Zwischen unseren Foto-Workshops nähern wir uns auch mit riesigen Schritten dem Thüringer Wald. Zuvor passieren wir mit unseren V-Twins Bad Rodach, hier logierte ich früher schon mal in einem Hotel. Habe allerdings keine guten Erinnerungen daran, ziemlich muffiger und düsterer Laden. Frank lacht und meint: „Na, da ist es ja gut, dass wir ein anderes Hotel haben!“ Dort werden wir von der Hotelchefin und passionierte Motorradfahrerin herzlichst empfangen. Ihr zweiter Blick fällt auf unsere Maschinen: „Womit seid Ihr denn da?“ Tja, nach einem hervorragenden Essen, zwei entspannenden Saunagängen im Wellnesstempel namens Badehaus und einem Bierchen habe ich ihr dann die Vorzüge unserer Victorys erläutert. Meine Überzeugungskraft reicht nicht ganz, aber immerhin wollen wir am nächsten Tag zusammen mit ihr und ihrer Gummikuh auf Tour gehen: „Alles klar, Start um 10.00 Uhr!“ Hört sich gut an, finde ich. Frank schließt sich meiner Meinung an: „Top, dann können wir ja um 6.00 Uhr – vor dem Frühstück noch ein paar Spitzenfotos machen.“ Meine Gesichtszüge versteinern und in Gedanken frage ich mich, ob man nicht noch ein wenig der legendären Bar eine Etage tiefer einen Besuch abstatten könnte. Derweil wünscht mir Frank eine gute Nacht und verschwindet in seine Gemächer. Okay, okay, inzwischen ist mir auch klar, dass man so das beste Licht in die Linse bekommt. So trolle ich mich ins Bett, träume von den verschiedensten Fotoperspektiven und nicht nur ich erlebe am nächsten Morgen um 5.45 Uhr, natürlich wieder 15 Minuten vor der Zeit, den Weckruf seiner Victory. Wir erfahren dann später, dass alle Motorradgäste des Hotels heute sehr früh zum Frühstücksbuffet kamen.
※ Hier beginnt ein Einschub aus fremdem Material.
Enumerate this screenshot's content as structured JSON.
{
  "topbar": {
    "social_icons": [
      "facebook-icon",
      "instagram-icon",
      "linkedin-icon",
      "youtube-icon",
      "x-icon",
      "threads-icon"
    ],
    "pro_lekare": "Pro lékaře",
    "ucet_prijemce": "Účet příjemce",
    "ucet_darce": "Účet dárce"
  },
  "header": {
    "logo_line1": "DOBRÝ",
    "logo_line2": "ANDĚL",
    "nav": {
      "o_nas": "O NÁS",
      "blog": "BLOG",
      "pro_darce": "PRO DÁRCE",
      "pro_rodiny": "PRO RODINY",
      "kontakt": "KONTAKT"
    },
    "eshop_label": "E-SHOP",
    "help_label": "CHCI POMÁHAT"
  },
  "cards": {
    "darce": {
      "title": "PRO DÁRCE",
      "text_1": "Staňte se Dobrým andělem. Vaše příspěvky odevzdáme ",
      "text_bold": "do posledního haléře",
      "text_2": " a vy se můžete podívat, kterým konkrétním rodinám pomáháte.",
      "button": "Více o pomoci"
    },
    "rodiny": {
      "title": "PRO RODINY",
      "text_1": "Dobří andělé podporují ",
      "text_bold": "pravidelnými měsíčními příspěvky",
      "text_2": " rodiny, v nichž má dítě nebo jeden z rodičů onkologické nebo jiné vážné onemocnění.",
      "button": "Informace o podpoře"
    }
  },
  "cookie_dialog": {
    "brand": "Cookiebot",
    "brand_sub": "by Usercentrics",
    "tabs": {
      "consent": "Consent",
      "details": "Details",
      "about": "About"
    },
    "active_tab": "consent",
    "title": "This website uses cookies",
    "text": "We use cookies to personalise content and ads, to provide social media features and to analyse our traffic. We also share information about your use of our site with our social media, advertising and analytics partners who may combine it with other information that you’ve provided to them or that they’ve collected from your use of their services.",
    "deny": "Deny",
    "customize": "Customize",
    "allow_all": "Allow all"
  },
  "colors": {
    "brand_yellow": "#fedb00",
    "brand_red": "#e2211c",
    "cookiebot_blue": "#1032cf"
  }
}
Als wir wieder das Hotel erreichen, starten die Gäste ihre Tour, aber erst als sie sich ausführlich erkundigt haben, was für einen Auspuff Frank da hat. Kaum jemand mag glauben, dass das alles seine Richtigkeit hat und die Tüten aus dem original Zubehörregal von Victory stammen. „Morgen starten wir später“, grinst Frank und stapft ins Restaurant. Dort wartet Christel schon und wir können ausgiebig frühstücken, bevor unsere Tourguidin uns in Richtung Fränkische Schweiz lotst.
Durch den Hainich
Als wir diese Traumtour erleben, wird mir klar, dass man nicht in die Ferne schweifen muss, um tolle Kurven zu finden. Rund um Masserberg gibt’s mehr als genug Möglichkeiten, die Fußrasten zu schreddern. Frank ist ebenfalls begeistert und freut sich wie ein Schneekönig, dass wir heute so gute Bilder – auch ich – in unsere Kästen bekommen. Das darf gefeiert werden und wir erleben einen toffen Abend in der Bar, wo mal wieder der Bär steppt. „Abfahrt morgen um 11.00 Uhr“, meint Frank lächelnd, da darf er auch eine halbe Stunde vorher startklar sein.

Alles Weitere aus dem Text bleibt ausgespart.